On September 10, 2011, a group of genealogists from Sweden will give presentations on different topics of Swedish genealogy at an all-day event at SAMAC. This group of experts will also assist people with their Swedish research that day. The genealogists will travel to do the same presentation at the Swenson Center in Rock Island on September 11, then in Denver, Colorado on September 17.
Kathy has been traveling throughout the U.S. to speak at different genealogy events and has met a lot of people searching for their Swedish roots.
"Personally, I have helped probably about 2000 people either via e-mail, conferences or trade shows over the past several years. It may be more because I have been answering questions daily for nearly seven years."

Meeting Mike Lindstedt
At one workshop in California, Kathy met Mike Lindstedt, who lives in Alameda, California. He really wanted to trace his ancestors, and this is his story.
“For the past thirty years I have had an interest in genealogy. My father is Swedish, with both of his parent having been born in Sweden and immigrating to America in the 1880s where they were married. As a child I had questions about my grandparents, but no one wanted to talk about them. Only after my parents, aunts and uncles had all died did I found out that both of my grandparents were illegitimate children. There was no information available about either of their fathers or any information available as to either of my great grandmothers’ exact names or places of birth.
"Although I wasn't having much luck in uncovering information about my grandparents, I never gave up on my search for my Swedish ancestry. After seeing the movie “The Emigrants” in the 1970s, I had one wish: that during my lifetime I would be able to visit at least one of my living relatives in Sweden. After I retired and had more free time, I was able to locate a new lead regarding my grandmother’s mother who also emigrated from Sweden in the 1880s. With the help of some volunteers from the Oakland Regional Family History Center (ORFHC), I developed an extensive family tree on that side of the family. It gave me the inspiration to continue.

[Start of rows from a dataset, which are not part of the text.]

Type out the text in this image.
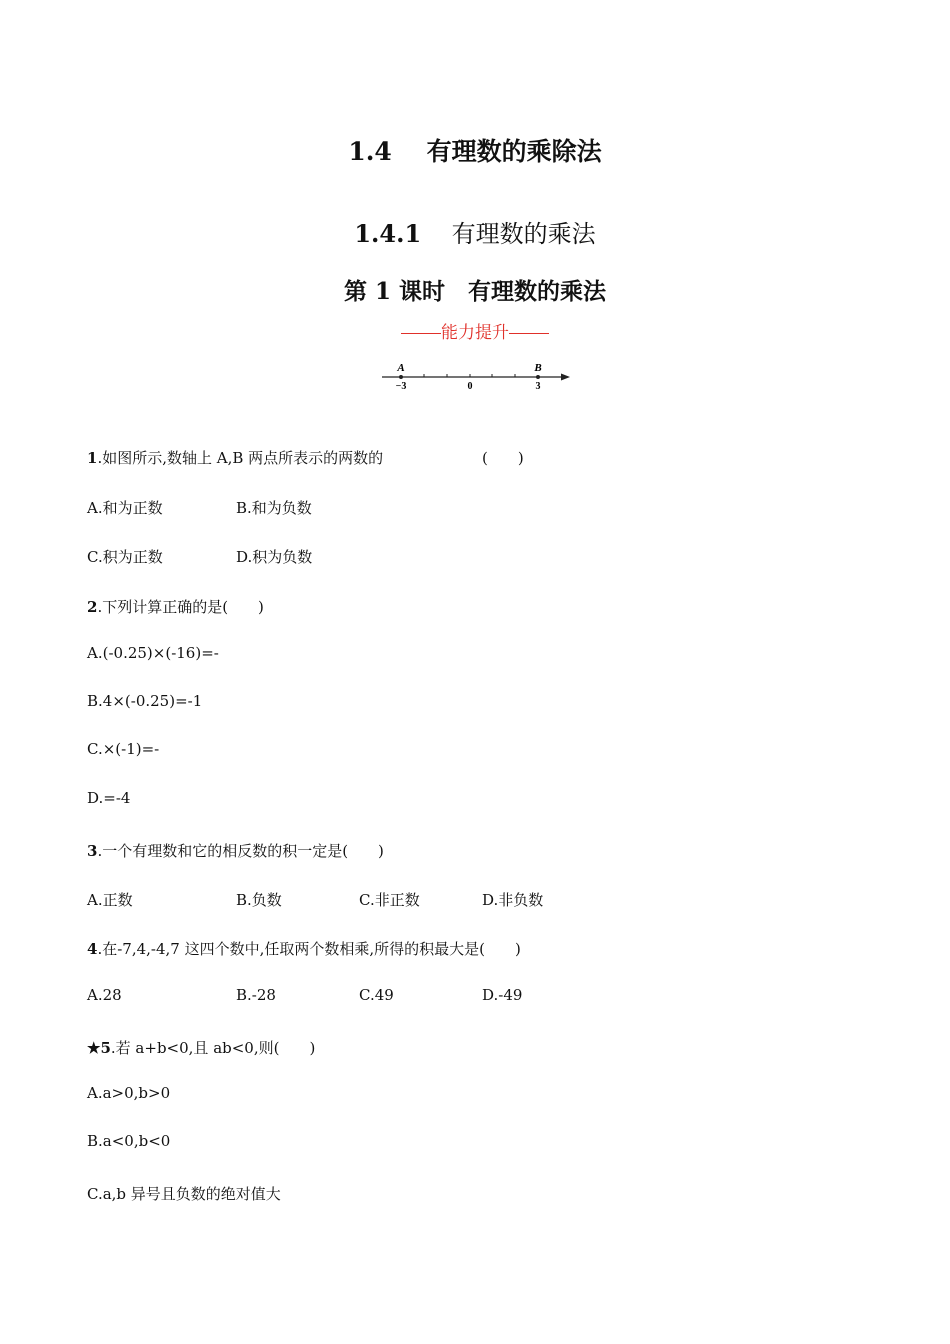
1.4 有理数的乘除法
1.4.1 有理数的乘法
第 1 课时　有理数的乘法
能力提升
A	B
−3	0	3
1.如图所示,数轴上 A,B 两点所表示的两数的	(　　)
A.和为正数	B.和为负数
C.积为正数	D.积为负数
2.下列计算正确的是(　　)
A.(-0.25)×(-16)=-
B.4×(-0.25)=-1
C.×(-1)=-
D.=-4
3.一个有理数和它的相反数的积一定是(　　)
A.正数	B.负数	C.非正数	D.非负数
4.在-7,4,-4,7 这四个数中,任取两个数相乘,所得的积最大是(　　)
A.28	B.-28	C.49	D.-49
★5.若 a+b<0,且 ab<0,则(　　)
A.a>0,b>0
B.a<0,b<0
C.a,b 异号且负数的绝对值大
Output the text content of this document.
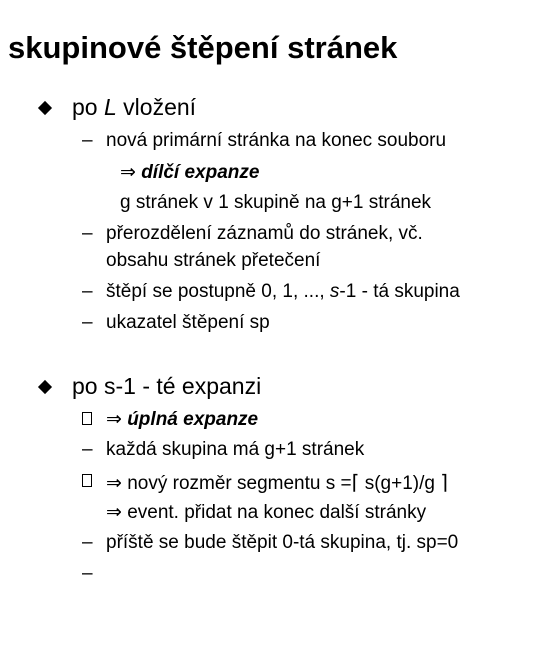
skupinové štěpení stránek
po L vložení
– nová primární stránka na konec souboru
⇒ dílčí expanze
g stránek v 1 skupině na g+1 stránek
– přerozdělení záznamů do stránek, vč.
obsahu stránek přetečení
– štěpí se postupně 0, 1, ..., s-1 - tá skupina
– ukazatel štěpení sp
po s-1 - té expanzi
⇒ úplná expanze
– každá skupina má g+1 stránek
⇒ nový rozměr segmentu s =⌈ s(g+1)/g ⌉
⇒ event. přidat na konec další stránky
– příště se bude štěpit 0-tá skupina, tj. sp=0
–
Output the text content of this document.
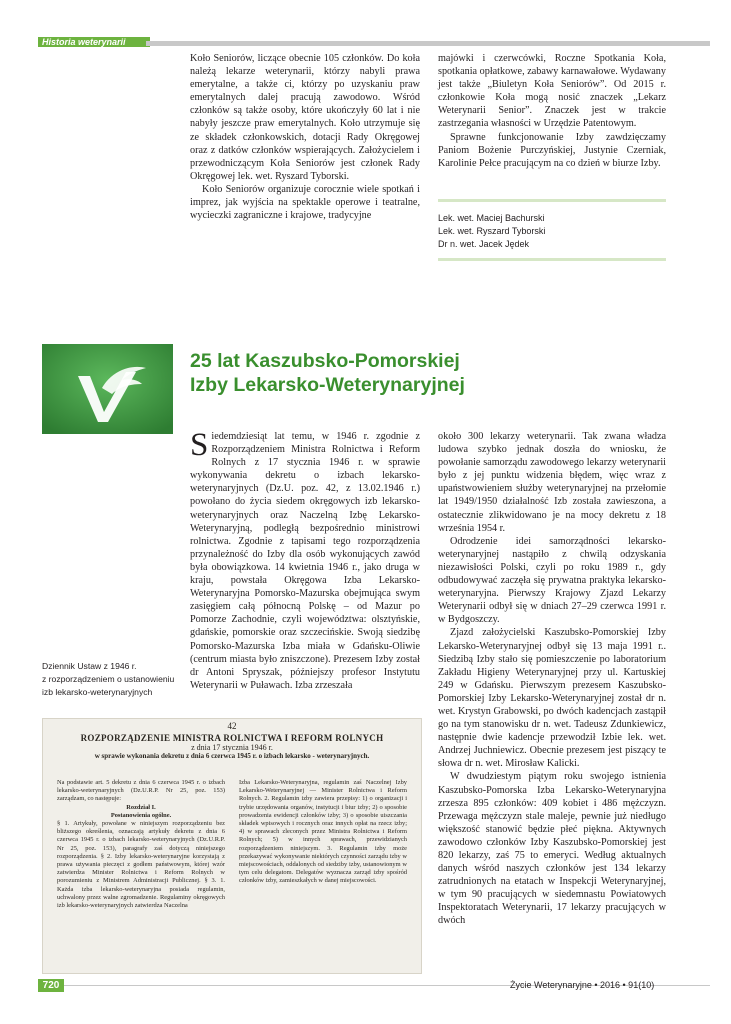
Historia weterynarii

Koło Seniorów, liczące obecnie 105 członków. Do koła należą lekarze weterynarii, którzy nabyli prawa emerytalne, a także ci, którzy po uzyskaniu praw emerytalnych dalej pracują zawodowo. Wśród członków są także osoby, które ukończyły 60 lat i nie nabyły jeszcze praw emerytalnych. Koło utrzymuje się ze składek członkowskich, dotacji Rady Okręgowej oraz z datków członków wspierających. Założycielem i przewodniczącym Koła Seniorów jest członek Rady Okręgowej lek. wet. Ryszard Tyborski.

Koło Seniorów organizuje corocznie wiele spotkań i imprez, jak wyjścia na spektakle operowe i teatralne, wycieczki zagraniczne i krajowe, tradycyjne

majówki i czerwcówki, Roczne Spotkania Koła, spotkania opłatkowe, zabawy karnawałowe. Wydawany jest także „Biuletyn Koła Seniorów”. Od 2015 r. członkowie Koła mogą nosić znaczek „Lekarz Weterynarii Senior”. Znaczek jest w trakcie zastrzegania własności w Urzędzie Patentowym.

Sprawne funkcjonowanie Izby zawdzięczamy Paniom Bożenie Purczyńskiej, Justynie Czerniak, Karolinie Pełce pracującym na co dzień w biurze Izby.

Lek. wet. Maciej Bachurski
Lek. wet. Ryszard Tyborski
Dr n. wet. Jacek Jędek
25 lat Kaszubsko-Pomorskiej
Izby Lekarsko-Weterynaryjnej

Siedemdziesiąt lat temu, w 1946 r. zgodnie z Rozporządzeniem Ministra Rolnictwa i Reform Rolnych z 17 stycznia 1946 r. w sprawie wykonywania dekretu o izbach lekarsko-weterynaryjnych (Dz.U. poz. 42, z 13.02.1946 r.) powołano do życia siedem okręgowych izb lekarsko-weterynaryjnych oraz Naczelną Izbę Lekarsko-Weterynaryjną, podległą bezpośrednio ministrowi rolnictwa. Zgodnie z tapisami tego rozporządzenia przynależność do Izby dla osób wykonujących zawód była obowiązkowa. 14 kwietnia 1946 r., jako druga w kraju, powstała Okręgowa Izba Lekarsko-Weterynaryjna Pomorsko-Mazurska obejmująca swym zasięgiem całą północną Polskę – od Mazur po Pomorze Zachodnie, czyli województwa: olsztyńskie, gdańskie, pomorskie oraz szczecińskie. Swoją siedzibę Pomorsko-Mazurska Izba miała w Gdańsku-Oliwie (centrum miasta było zniszczone). Prezesem Izby został dr Antoni Spryszak, późniejszy profesor Instytutu Weterynarii w Puławach. Izba zrzeszała

około 300 lekarzy weterynarii. Tak zwana władza ludowa szybko jednak doszła do wniosku, że powołanie samorządu zawodowego lekarzy weterynarii było z jej punktu widzenia błędem, więc wraz z upaństwowieniem służby weterynaryjnej na przełomie lat 1949/1950 działalność Izb została zawieszona, a ostatecznie zlikwidowano je na mocy dekretu z 18 września 1954 r.

Odrodzenie idei samorządności lekarsko-weterynaryjnej nastąpiło z chwilą odzyskania niezawisłości Polski, czyli po roku 1989 r., gdy odbudowywać zaczęła się prywatna praktyka lekarsko-weterynaryjna. Pierwszy Krajowy Zjazd Lekarzy Weterynarii odbył się w dniach 27–29 czerwca 1991 r. w Bydgoszczy.

Zjazd założycielski Kaszubsko-Pomorskiej Izby Lekarsko-Weterynaryjnej odbył się 13 maja 1991 r.. Siedzibą Izby stało się pomieszczenie po laboratorium Zakładu Higieny Weterynaryjnej przy ul. Kartuskiej 249 w Gdańsku. Pierwszym prezesem Kaszubsko-Pomorskiej Izby Lekarsko-Weterynaryjnej został dr n. wet. Krystyn Grabowski, po dwóch kadencjach zastąpił go na tym stanowisku dr n. wet. Tadeusz Zdunkiewicz, następnie dwie kadencje przewodził Izbie lek. wet. Andrzej Juchniewicz. Obecnie prezesem jest piszący te słowa dr n. wet. Mirosław Kalicki.

W dwudziestym piątym roku swojego istnienia Kaszubsko-Pomorska Izba Lekarsko-Weterynaryjna zrzesza 895 członków: 409 kobiet i 486 mężczyzn. Przewaga mężczyzn stale maleje, pewnie już niedługo większość stanowić będzie płeć piękna. Aktywnych zawodowo członków Izby Kaszubsko-Pomorskiej jest 820 lekarzy, zaś 75 to emeryci. Według aktualnych danych wśród naszych członków jest 134 lekarzy zatrudnionych na etatach w Inspekcji Weterynaryjnej, w tym 90 pracujących w siedemnastu Powiatowych Inspektoratach Weterynarii, 17 lekarzy pracujących w dwóch

Dziennik Ustaw z 1946 r.
z rozporządzeniem o ustanowieniu
izb lekarsko-weterynaryjnych
42
ROZPORZĄDZENIE MINISTRA ROLNICTWA I REFORM ROLNYCH
z dnia 17 stycznia 1946 r.
w sprawie wykonania dekretu z dnia 6 czerwca 1945 r. o izbach lekarsko - weterynaryjnych.
Na podstawie art. 5 dekretu z dnia 6 czerwca 1945 r. o izbach lekarsko-weterynaryjnych (Dz.U.R.P. Nr 25, poz. 153) zarządzam, co następuje:
Rozdział I.
Postanowienia ogólne.
§ 1. Artykuły, powołane w niniejszym rozporządzeniu bez bliższego określenia, oznaczają artykuły dekretu z dnia 6 czerwca 1945 r. o izbach lekarsko-weterynaryjnych (Dz.U.R.P. Nr 25, poz. 153), paragrafy zaś dotyczą niniejszego rozporządzenia. § 2. Izby lekarsko-weterynaryjne korzystają z prawa używania pieczęci z godłem państwowym, której wzór zatwierdza Minister Rolnictwa i Reform Rolnych w porozumieniu z Ministrem Administracji Publicznej. § 3. 1. Każda izba lekarsko-weterynaryjna posiada regulamin, uchwalony przez walne zgromadzenie. Regulaminy okręgowych izb lekarsko-weterynaryjnych zatwierdza Naczelna
Izba Lekarsko-Weterynaryjna, regulamin zaś Naczelnej Izby Lekarsko-Weterynaryjnej — Minister Rolnictwa i Reform Rolnych. 2. Regulamin izby zawiera przepisy: 1) o organizacji i trybie urzędowania organów, instytucji i biur izby; 2) o sposobie prowadzenia ewidencji członków izby; 3) o sposobie uiszczania składek wpisowych i rocznych oraz innych opłat na rzecz izby; 4) w sprawach zleconych przez Ministra Rolnictwa i Reform Rolnych; 5) w innych sprawach, przewidzianych rozporządzeniem niniejszym. 3. Regulamin izby może przekazywać wykonywanie niektórych czynności zarządu izby w miejscowościach, oddalonych od siedziby izby, ustanowionym w tym celu delegatom. Delegatów wyznacza zarząd izby spośród członków izby, zamieszkałych w danej miejscowości.
720	Życie Weterynaryjne • 2016 • 91(10)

"Last November, Kathy Meade gave a presentation at the ORFHC. Along with her presentation she provided handouts about key items and various databases. At the completion of the presentation, I asked her if she would mind putting my grandfather’s birth date into one of those databases. She was able to find the name of my grandfather’s father as well as his mother’s parents. At last the mystery about my grandfather was broken.
"I have now made direct contact with six separate families of my direct descendants presently living in Sweden. This July, my wife and I will be spending two weeks visiting my relatives in Göteborg, Kalmar and Läckeby. My lifelong dream has been met, and Kathy Meade has played a big role.”

As Mike’s story illustrates, it’s a very personal quest for people to try to find their ancestors or living relatives. It can be an emotional journey for some. “To learn of our ancestry is to learn about ourselves. I love helping people to give them a tie to something. To help them find out who they are,” says Kathy.